I would also propose the dataclass-wizard
library, which enables type validation when loading JSON or dict data to a dataclass type, such as with the fromdict
helper function for example.
To make it simple, you could still pass in a string but use typing.Literal
to enforce strict value checks. Alternatively, you could define an Enum
class to hold the possible values, in case that works a little better for you.
Here is an example using typing.Literal
to restrict the possible values. In Python 3.7 or earlier, I would import Literal
from the typing_extensions
module instead.
from dataclasses import dataclass
from typing import Literal
from dataclass_wizard import fromdict
from dataclass_wizard.errors import ParseError
@dataclass
class Jewel:
kind: str
# ok_materials = ["gold", "silver", "platinum"]

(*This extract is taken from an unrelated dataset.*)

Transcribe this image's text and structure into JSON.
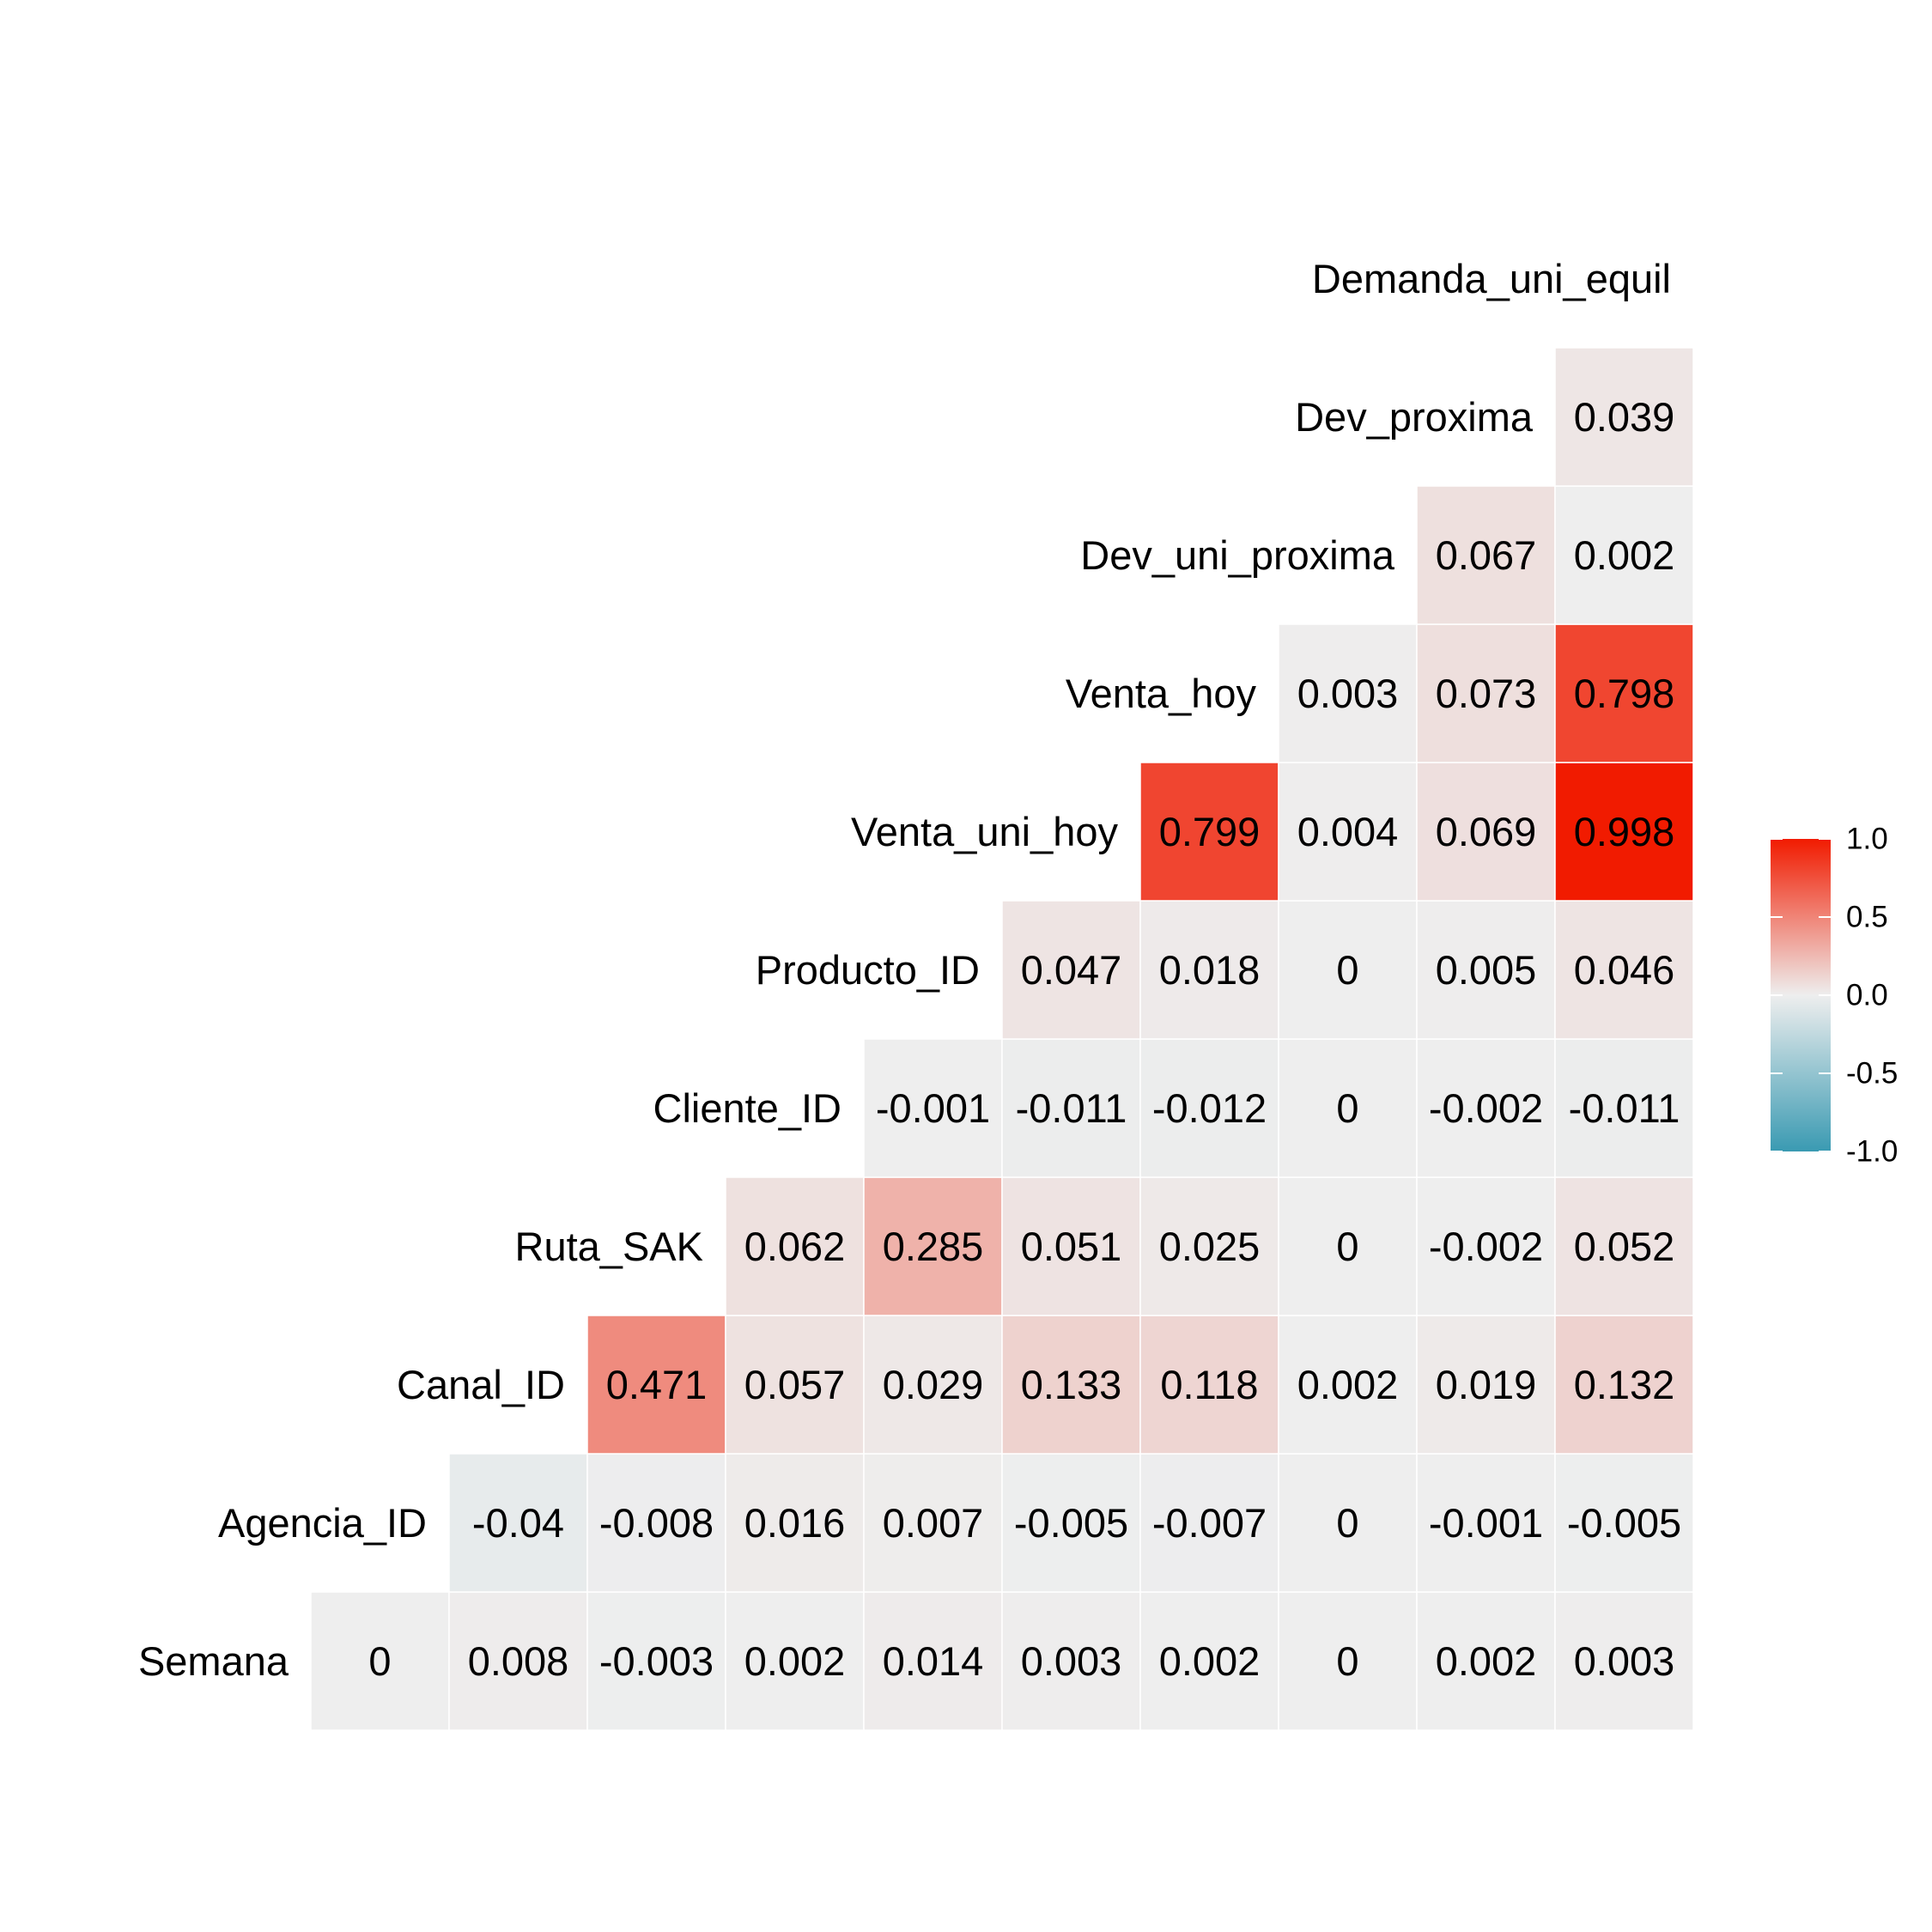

material: Literal['gold', 'silver', 'platinum']
print(fromdict(Jewel, {'kind': 'test', 'material': 'gold'}))
print()
# following should raise a `ParseError`, as 'copper' is not in
# the valid Literal values.
try:
_ = fromdict(Jewel, {'kind': 'test', 'material': 'copper'})
except ParseError as e:
print(e)
The output is nice and clean, with a clear error message displayed about what went wrong:
Jewel(kind='test', material='gold')
Failure parsing field `material` in class `Jewel`. Expected a type Literal, got str.
value: 'copper'
error: Value not in expected Literal values
allowed_values: ['gold', 'silver', 'platinum']
json_object: '{"kind": "test", "material": "copper"}'
Disclaimer: I am the creator and maintenor of this library.